In C#, the convention is not to prefix classes with letters, since it's case sensitive, has namespaces, and compiler takes care of type checking.


Hungarian notation was (if I recall correctly) invented for use in BCPL which was a language which had only one type, the 16 bit integer, which was used for both pointers and any other type of data. It is pretty important to avoid e.g. treating a boolean as a pointer, but since the language itself didn't offer any way to distinguish between these types, it was proposed to encode type info in the variable names. So pointer variables was prefixed with ptr, booleans with b and so on. That way the developers could perform manual type-safety checks when they read and wrote code.

Modern type systems have of course made that obsolete.


Ignore the Hungarian haters.

Joel's stance on Hungarian notation is laid out here: http://www.joelonsoftware.com/articles/Wrong.html


He assumes that you cannot create you own types, e.g just create a HtmlEncodedString class. This was relevant in C and VBScript, but certainly not in C# or any other modern language I know of. Hungarian notation is a manually checked safeguard against wrong conversions when the language is not powerful to check it automatically. It is just cargo cult programming to keep using it in modern languages.

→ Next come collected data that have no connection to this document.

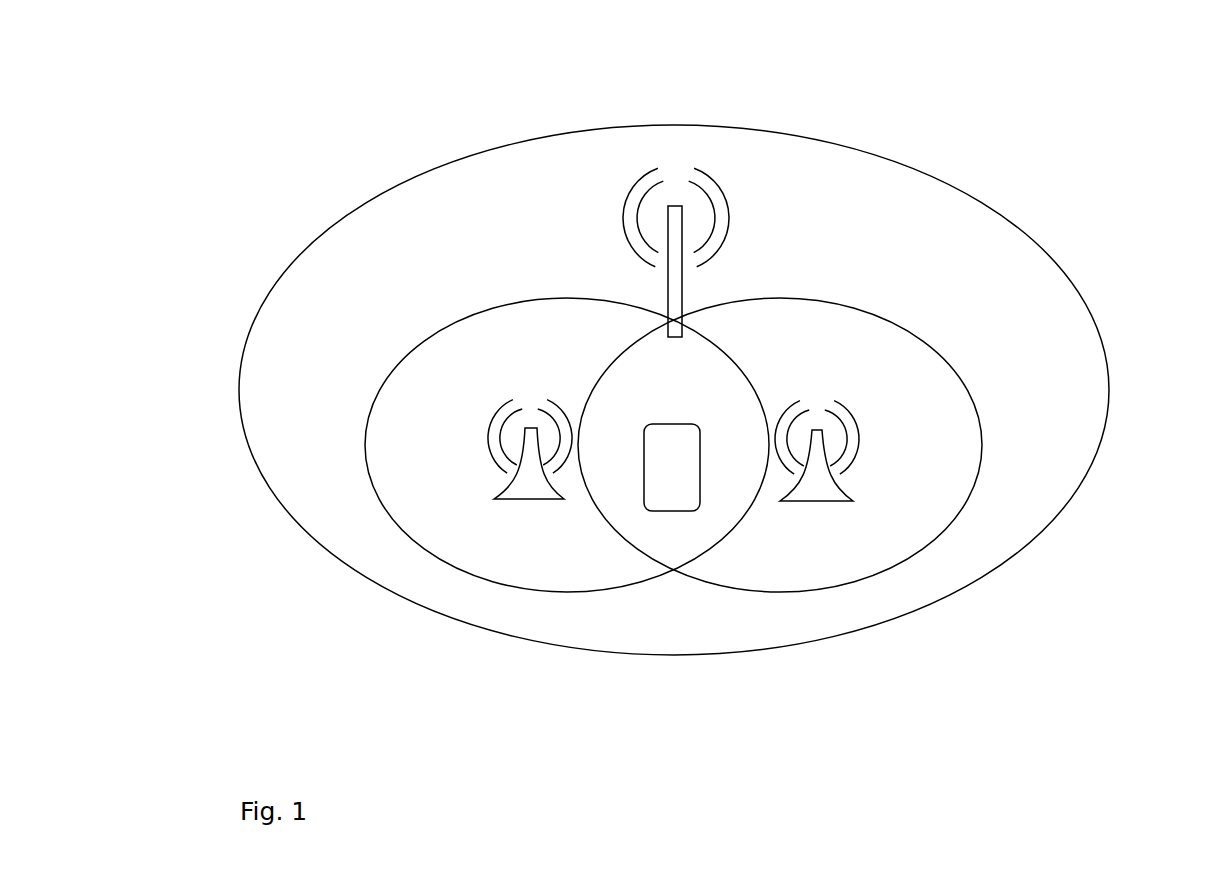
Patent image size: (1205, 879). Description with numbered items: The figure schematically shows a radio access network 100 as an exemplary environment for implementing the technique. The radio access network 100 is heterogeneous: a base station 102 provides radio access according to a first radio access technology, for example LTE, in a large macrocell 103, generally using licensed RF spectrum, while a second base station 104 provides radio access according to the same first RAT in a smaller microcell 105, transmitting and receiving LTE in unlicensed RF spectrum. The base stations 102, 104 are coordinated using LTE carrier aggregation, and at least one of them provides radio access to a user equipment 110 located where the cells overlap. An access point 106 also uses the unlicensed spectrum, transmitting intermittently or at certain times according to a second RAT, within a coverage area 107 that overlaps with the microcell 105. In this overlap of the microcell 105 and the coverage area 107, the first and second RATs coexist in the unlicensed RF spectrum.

The radio access network 100 is at (262, 152).
The base station 102 is at (715, 175).
The macrocell 103 is at (880, 240).
The base station 104 is at (818, 501).
The microcell 105 is at (948, 445).
The access point 106 is at (497, 487).
The coverage area 107 is at (495, 543).
The user equipment 110 is at (670, 484).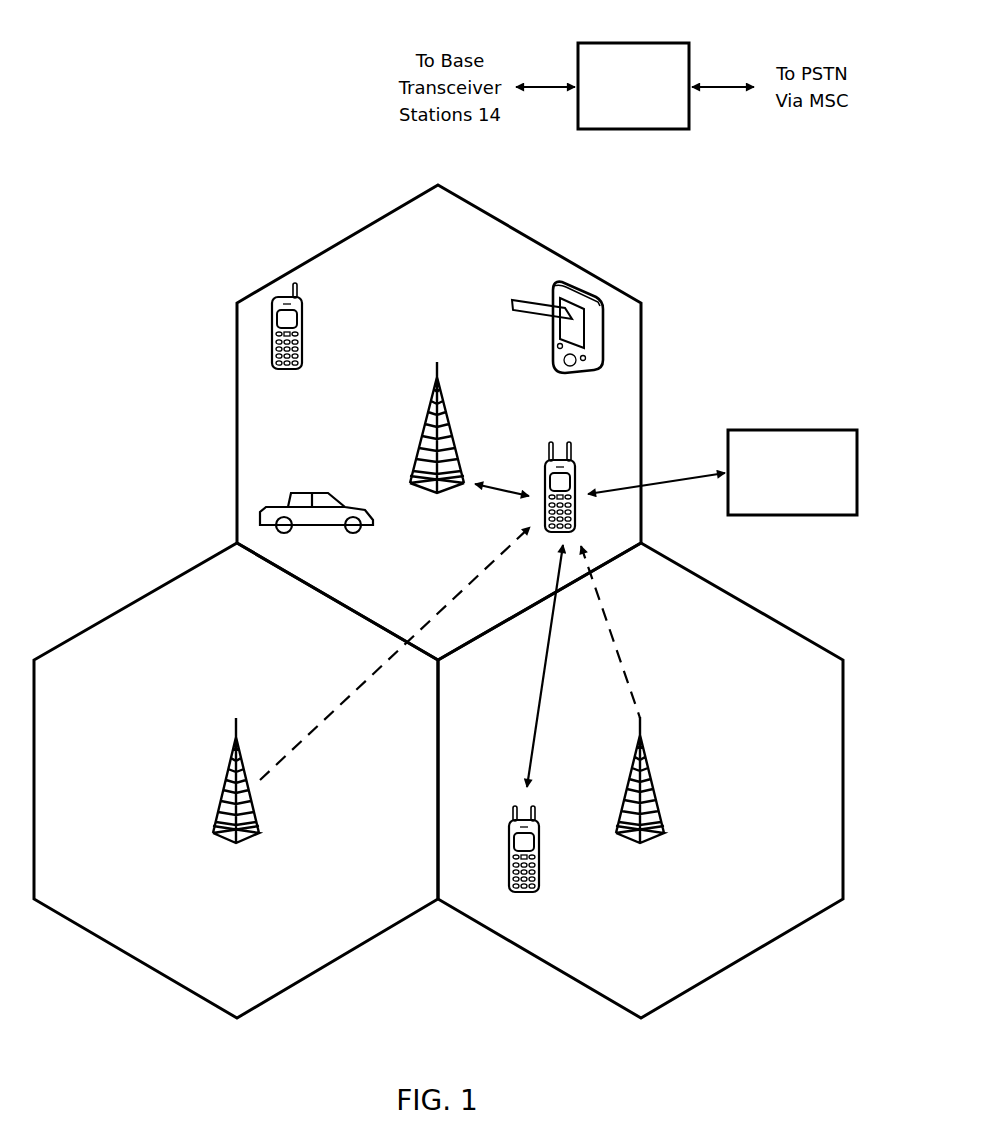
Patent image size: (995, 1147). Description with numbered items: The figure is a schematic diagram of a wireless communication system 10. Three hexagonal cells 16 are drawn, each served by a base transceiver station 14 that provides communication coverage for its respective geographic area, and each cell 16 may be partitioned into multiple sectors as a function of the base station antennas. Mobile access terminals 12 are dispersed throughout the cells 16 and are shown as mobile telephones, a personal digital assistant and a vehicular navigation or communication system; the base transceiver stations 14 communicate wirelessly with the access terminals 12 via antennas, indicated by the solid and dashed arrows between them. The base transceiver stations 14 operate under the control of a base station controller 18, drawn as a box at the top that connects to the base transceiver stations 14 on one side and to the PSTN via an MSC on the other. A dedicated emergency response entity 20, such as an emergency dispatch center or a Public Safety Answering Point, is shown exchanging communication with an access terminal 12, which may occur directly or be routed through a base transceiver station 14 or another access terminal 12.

The wireless communication system 10 is at (135, 263).
The mobile access terminal 12 is at (302, 313).
The base transceiver station 14 is at (442, 400).
The cell 16 is at (362, 229).
The base station controller 18 is at (658, 43).
The emergency response entity 20 is at (810, 430).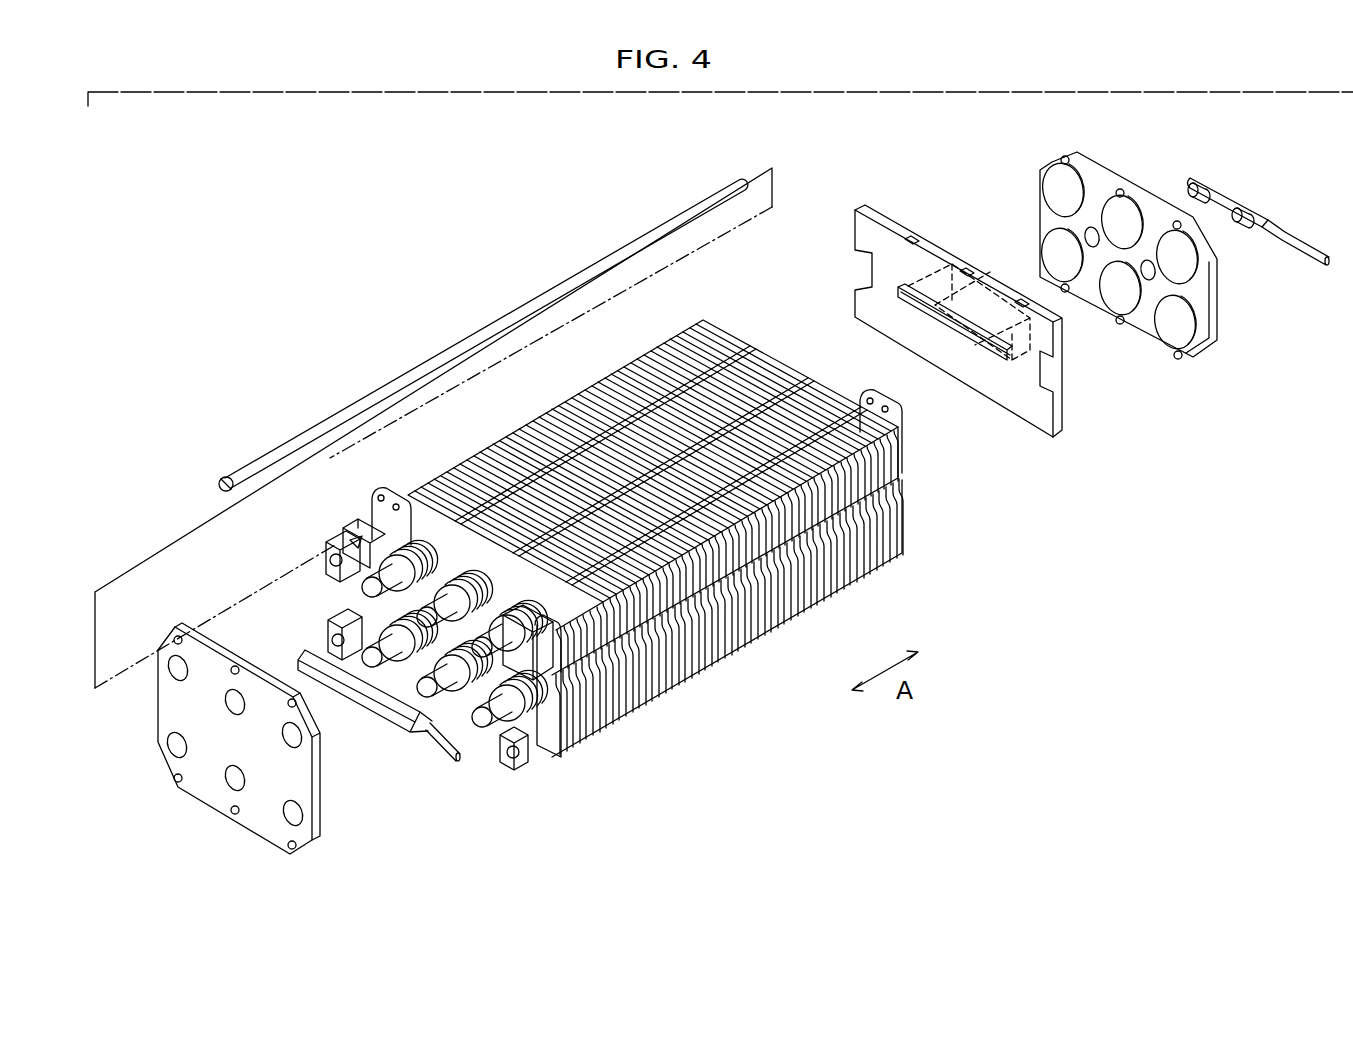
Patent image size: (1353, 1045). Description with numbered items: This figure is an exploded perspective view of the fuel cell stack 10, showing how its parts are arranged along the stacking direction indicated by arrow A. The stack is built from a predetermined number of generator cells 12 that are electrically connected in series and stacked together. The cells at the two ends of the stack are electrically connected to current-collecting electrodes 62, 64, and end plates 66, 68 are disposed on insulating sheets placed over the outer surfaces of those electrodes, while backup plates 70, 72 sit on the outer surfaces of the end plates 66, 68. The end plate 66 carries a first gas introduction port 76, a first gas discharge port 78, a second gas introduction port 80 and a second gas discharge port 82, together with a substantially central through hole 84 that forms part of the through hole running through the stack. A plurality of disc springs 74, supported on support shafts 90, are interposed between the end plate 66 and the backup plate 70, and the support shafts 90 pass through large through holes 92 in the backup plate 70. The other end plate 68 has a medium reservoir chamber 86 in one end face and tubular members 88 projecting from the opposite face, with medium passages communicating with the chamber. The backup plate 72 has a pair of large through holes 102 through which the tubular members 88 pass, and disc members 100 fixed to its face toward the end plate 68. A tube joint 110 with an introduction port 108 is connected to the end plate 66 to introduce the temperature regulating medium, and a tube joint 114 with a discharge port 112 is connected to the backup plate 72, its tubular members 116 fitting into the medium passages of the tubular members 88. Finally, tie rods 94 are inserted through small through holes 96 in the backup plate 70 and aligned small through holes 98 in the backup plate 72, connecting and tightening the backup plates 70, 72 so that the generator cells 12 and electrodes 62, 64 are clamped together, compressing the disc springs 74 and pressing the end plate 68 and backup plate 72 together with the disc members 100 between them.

The fuel cell stack 10 is at (282, 299).
The generator cells 12 is at (551, 419).
The current-collecting electrode 62 is at (392, 490).
The current-collecting electrode 64 is at (888, 397).
The end plate 66 is at (365, 514).
The end plate 68 is at (950, 337).
The backup plate 70 is at (242, 713).
The backup plate 72 is at (1113, 250).
The disc springs 74 is at (378, 575).
The first gas introduction port 76 is at (326, 555).
The first gas discharge port 78 is at (515, 772).
The second gas introduction port 80 is at (548, 750).
The second gas discharge port 82 is at (328, 640).
The through hole 84 is at (452, 692).
The medium reservoir chamber 86 is at (895, 315).
The tubular members 88 is at (954, 262).
The support shafts 90 is at (372, 660).
The large through holes 92 is at (176, 752).
The tie rods 94 is at (286, 450).
The small through holes 96 is at (178, 635).
The small through holes 98 is at (1062, 156).
The disc members 100 is at (1048, 190).
The large through holes 102 is at (1085, 240).
The introduction port 108 is at (464, 768).
The tube joint 110 is at (378, 708).
The discharge port 112 is at (1259, 223).
The tube joint 114 is at (1228, 198).
The tubular members 116 is at (1198, 182).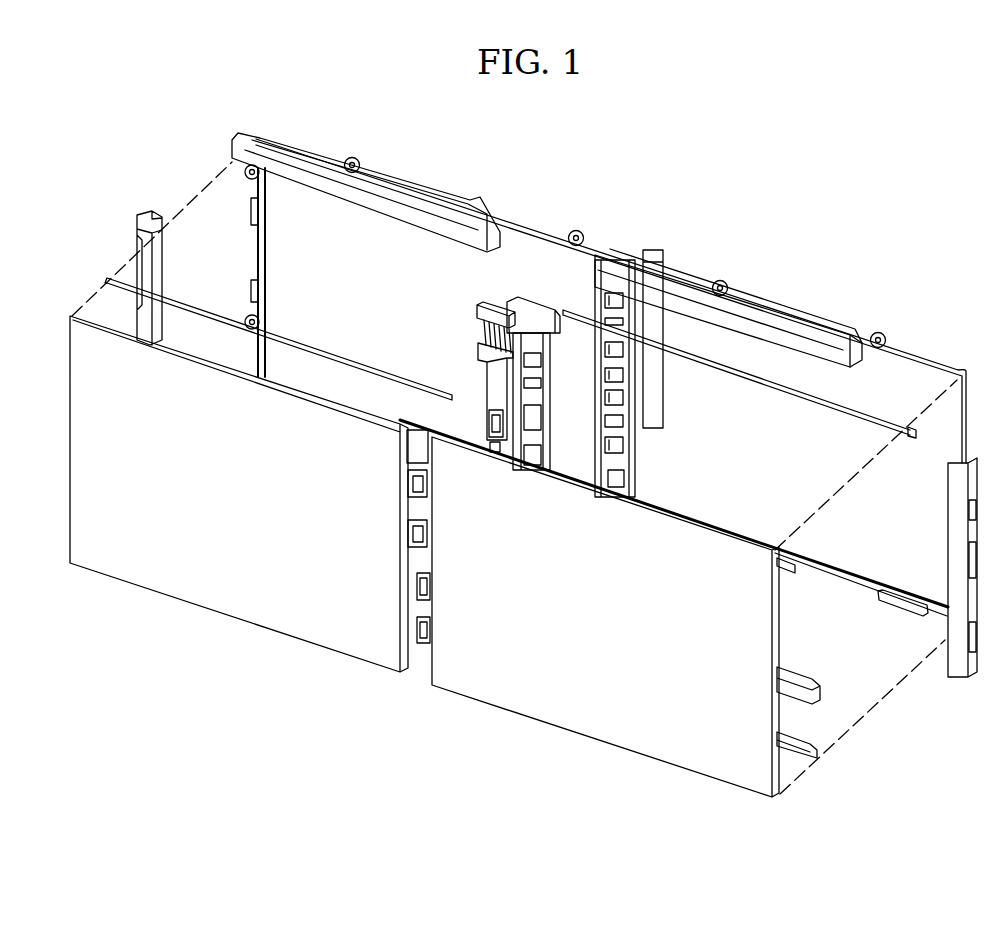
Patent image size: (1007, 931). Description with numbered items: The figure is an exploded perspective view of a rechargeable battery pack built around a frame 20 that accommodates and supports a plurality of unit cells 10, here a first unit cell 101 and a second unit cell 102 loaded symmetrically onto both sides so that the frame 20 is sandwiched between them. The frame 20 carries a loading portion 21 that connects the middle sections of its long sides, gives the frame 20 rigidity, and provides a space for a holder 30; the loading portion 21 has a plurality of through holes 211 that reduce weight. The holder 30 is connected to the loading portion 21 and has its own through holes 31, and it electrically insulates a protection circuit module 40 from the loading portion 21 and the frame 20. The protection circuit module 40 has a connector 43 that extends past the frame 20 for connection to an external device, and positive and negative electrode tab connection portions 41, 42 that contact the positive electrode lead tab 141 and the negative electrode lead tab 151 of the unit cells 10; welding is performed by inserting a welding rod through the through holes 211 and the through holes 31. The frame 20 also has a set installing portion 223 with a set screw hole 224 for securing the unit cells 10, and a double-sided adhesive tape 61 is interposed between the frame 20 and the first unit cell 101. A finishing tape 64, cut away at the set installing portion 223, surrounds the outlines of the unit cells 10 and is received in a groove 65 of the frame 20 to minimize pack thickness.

The unit cells 10 is at (432, 556).
The first unit cell 101 is at (323, 637).
The second unit cell 102 is at (450, 683).
The positive electrode lead tab 141 is at (428, 538).
The negative electrode lead tab 151 is at (407, 484).
The frame 20 is at (534, 463).
The loading portion 21 is at (651, 338).
The through holes 211 is at (623, 400).
The set installing portion 223 is at (716, 283).
The set screw hole 224 is at (726, 290).
The holder 30 is at (603, 336).
The through holes 31 is at (537, 422).
The protection circuit module 40 is at (386, 532).
The positive electrode tab connection portion 41 is at (497, 457).
The negative electrode tab connection portion 42 is at (487, 413).
The connector 43 is at (478, 307).
The double-sided adhesive tape 61 is at (307, 347).
The finishing tape 64 is at (803, 343).
The groove 65 is at (783, 309).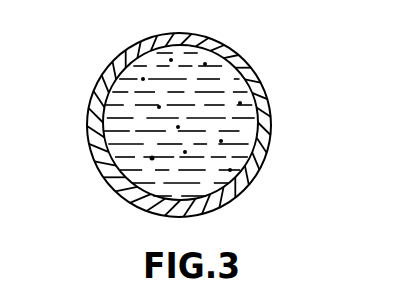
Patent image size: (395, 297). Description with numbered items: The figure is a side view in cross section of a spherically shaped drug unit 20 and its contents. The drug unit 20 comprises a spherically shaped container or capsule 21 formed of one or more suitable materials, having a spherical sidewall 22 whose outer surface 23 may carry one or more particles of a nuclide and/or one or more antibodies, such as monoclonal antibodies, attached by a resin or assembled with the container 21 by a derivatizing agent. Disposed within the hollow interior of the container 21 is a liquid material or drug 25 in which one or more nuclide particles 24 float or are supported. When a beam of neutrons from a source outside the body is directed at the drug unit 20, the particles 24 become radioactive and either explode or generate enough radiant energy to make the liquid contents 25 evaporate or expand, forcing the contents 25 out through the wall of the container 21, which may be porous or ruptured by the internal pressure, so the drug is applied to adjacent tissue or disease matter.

The drug unit 20 is at (108, 45).
The spherically shaped container 21 is at (100, 78).
The spherical sidewall 22 is at (248, 68).
The outer surface 23 is at (88, 140).
The particles 24 is at (152, 158).
The liquid material or drug 25 is at (228, 152).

Note that his examples are in VBScript (a language which is as obsolete as BCPL). This might also explain his aversion towards exceptions.

Joel is a great writer and have many great points (also in this article), but understand that his coding advice is from a different era.


Ignore the Hungarian haters.

Which would be basically everyone who didn't learn to write software on Windows.

If you have a reasonable type system and language, leverage it to enforce semantics that Spolsky suggests you use Hungarian notation to imply by convention.

You'll be much less likely to be castigated by the individual who has to maintain your code after you. Microsoft has put Hungarian notation to rest, nobody else o speak of uses it, and you shouldn't either.


The type of Hungarian notation Spolsky uses at Fog Creek is different than the Hungarian once pushed by Microsoft. He goes over that in the linked article. I'm not defending it - I've never tried it - but it obviously works for Joel.

Also, if you're working at Fog Creek, the guy who has to maintain your code after you will also be using Hungarian.


The type of Hungarian notation Spolsky uses at Fog Creek is different than the Hungarian once pushed by Microsoft.

Hungarian notiation (of any variety) started (and ended) at Microsoft.

Also, if you're working at Fog Creek, the guy who has to maintain your code after you will also be using Hungarian.

If you're working at Fog Creek you're writing code in a custom in-house programming language as well as using Hungarian notation. I don't think the example is generally useful or applicable to anyone else.


That's a terrible defense. Only a cat, and a fairly new one to coding at that, would find Hungarian notation to be useful as a debugging tool.


Reasonably strong typing + better IDEs have made type-naming redundant. If you don't have both those two available, go ahead and use it though.


I wonder if they will let people charge for their plugins and create a plugin store rather than a gallery..


It is planned, but not implemented yet. We're also still gauging interest.